To that, Seraphina didn’t know what to say. The situation was strange and unexpected, but she was glad this was happening. Now she had something of Matteo’s, something intimate that he’d cared about deeply. A part of him lived in these pages even if she couldn’t read them. Maybe one day she’d find someone to read them for her, someone trustworthy.
Rune... He could read them for her. He could learn from Matteo’s work.
The moment that idea came to her, she shook her head. Who knew what Matteo had written about her? The opposite was also a possibility. Maybe he hadn’t mentioned her at all. Whichever it was, she didn’t want Rune to know. It felt appropriate to keep these two men separate – in her heart and from each other.
“Thank you for giving this to me,” she told Kaspar.
“What happened to the handsome man? Why aren’t you with him anymore?”

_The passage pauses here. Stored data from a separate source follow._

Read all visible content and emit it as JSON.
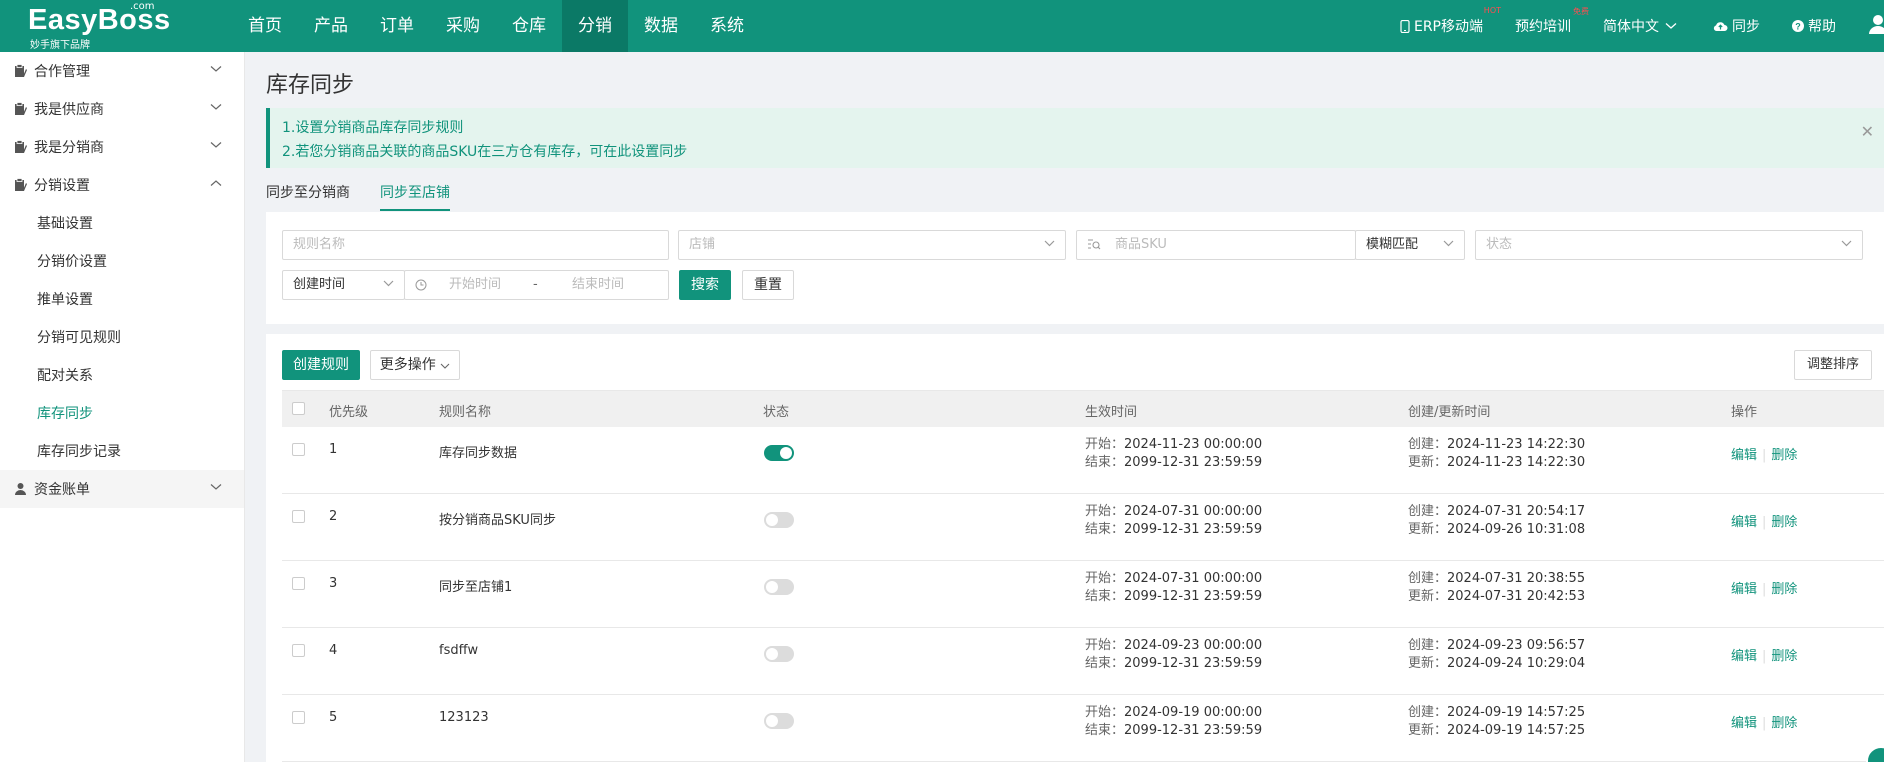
{
  "header": {
    "brand": "EasyBoss",
    "brand_com": ".com",
    "brand_sub": "妙手旗下品牌",
    "nav": [
      "首页",
      "产品",
      "订单",
      "采购",
      "仓库",
      "分销",
      "数据",
      "系统"
    ],
    "erp_mobile": "ERP移动端",
    "erp_mobile_badge": "HOT",
    "training": "预约培训",
    "training_badge": "免费",
    "language": "简体中文",
    "sync": "同步",
    "help": "帮助"
  },
  "sidebar": {
    "groups": [
      "合作管理",
      "我是供应商",
      "我是分销商",
      "分销设置"
    ],
    "sub_items": [
      "基础设置",
      "分销价设置",
      "推单设置",
      "分销可见规则",
      "配对关系",
      "库存同步",
      "库存同步记录"
    ],
    "last_group": "资金账单"
  },
  "page": {
    "title": "库存同步",
    "notice_line1": "1.设置分销商品库存同步规则",
    "notice_line2": "2.若您分销商品关联的商品SKU在三方仓有库存，可在此设置同步",
    "tabs": [
      "同步至分销商",
      "同步至店铺"
    ]
  },
  "filter": {
    "rule_name_placeholder": "规则名称",
    "shop_placeholder": "店铺",
    "sku_placeholder": "商品SKU",
    "match_mode": "模糊匹配",
    "status_placeholder": "状态",
    "time_type": "创建时间",
    "start_placeholder": "开始时间",
    "range_sep": "-",
    "end_placeholder": "结束时间",
    "search": "搜索",
    "reset": "重置"
  },
  "toolbar": {
    "create": "创建规则",
    "more": "更多操作",
    "adjust_order": "调整排序"
  },
  "table": {
    "columns": [
      "优先级",
      "规则名称",
      "状态",
      "生效时间",
      "创建/更新时间",
      "操作"
    ],
    "start_label": "开始：",
    "end_label": "结束：",
    "created_label": "创建：",
    "updated_label": "更新：",
    "edit": "编辑",
    "delete": "删除",
    "rows": [
      {
        "priority": "1",
        "name": "库存同步数据",
        "enabled": true,
        "start": "2024-11-23 00:00:00",
        "end": "2099-12-31 23:59:59",
        "created": "2024-11-23 14:22:30",
        "updated": "2024-11-23 14:22:30"
      },
      {
        "priority": "2",
        "name": "按分销商品SKU同步",
        "enabled": false,
        "start": "2024-07-31 00:00:00",
        "end": "2099-12-31 23:59:59",
        "created": "2024-07-31 20:54:17",
        "updated": "2024-09-26 10:31:08"
      },
      {
        "priority": "3",
        "name": "同步至店铺1",
        "enabled": false,
        "start": "2024-07-31 00:00:00",
        "end": "2099-12-31 23:59:59",
        "created": "2024-07-31 20:38:55",
        "updated": "2024-07-31 20:42:53"
      },
      {
        "priority": "4",
        "name": "fsdffw",
        "enabled": false,
        "start": "2024-09-23 00:00:00",
        "end": "2099-12-31 23:59:59",
        "created": "2024-09-23 09:56:57",
        "updated": "2024-09-24 10:29:04"
      },
      {
        "priority": "5",
        "name": "123123",
        "enabled": false,
        "start": "2024-09-19 00:00:00",
        "end": "2099-12-31 23:59:59",
        "created": "2024-09-19 14:57:25",
        "updated": "2024-09-19 14:57:25"
      }
    ]
  }
}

Her fingers squeezed the edges as she bowed her head.
“He’s... somewhere else.”
“Oh.”
“Will you promise me that you’ll never tell anyone what you read? That you’ll take it to your grave?”
The boy shuddered, and Seraphina cursed herself silently. She shouldn’t have said that. It was insensitive of her when someone died every day, when his own mother was lying in a hospital bed, when he and his brother were covered in purple spots.
“I swear it,” he whispered.
“Thank you. I will never forget you, Kaspar, and what you did for me.”
“It was nothing at all, Miss. I’m sorry I didn’t find it in time before you left. I would’ve returned it then and never read it.”
“It’s all right. You did no harm.”
“I... I truly hope so...”
Before Seraphina could wonder about the hesitation in his voice, his father came with a basket of food he’d prepared for her and Rune. Kaspar jumped to his feet on his arrival.
“Have you fed the chickens?” his father asked him.
“No, I was going now.” With that, he rushed out into the cold to continue his daily chores.
Peter shook his head. “Boys.”
“You’re doing a great job with them.”
“They need their mother.”
Seraphina got the hint. She thanked him for the food and made her way back to the church. Before entering, she set the basket on the steps and tucked Matteo’s journal into one of the inner pockets of her cloak. It fit perfectly, and when she buttoned up the cloak, she felt it rest against her ribs.
Chapter Twenty-Nine
When the ground froze solid, there was nowhere else to put the dead.
They worked all night to finish the lattices that would purify the water in the poisoned wells. Rune’s theory was that once the water was clean, it should be given to the patients to drink, and they would be healed. He called the new pattern the Lustral Wheel, as it was also round, like the Pestilent Wheel it had been created to counteract.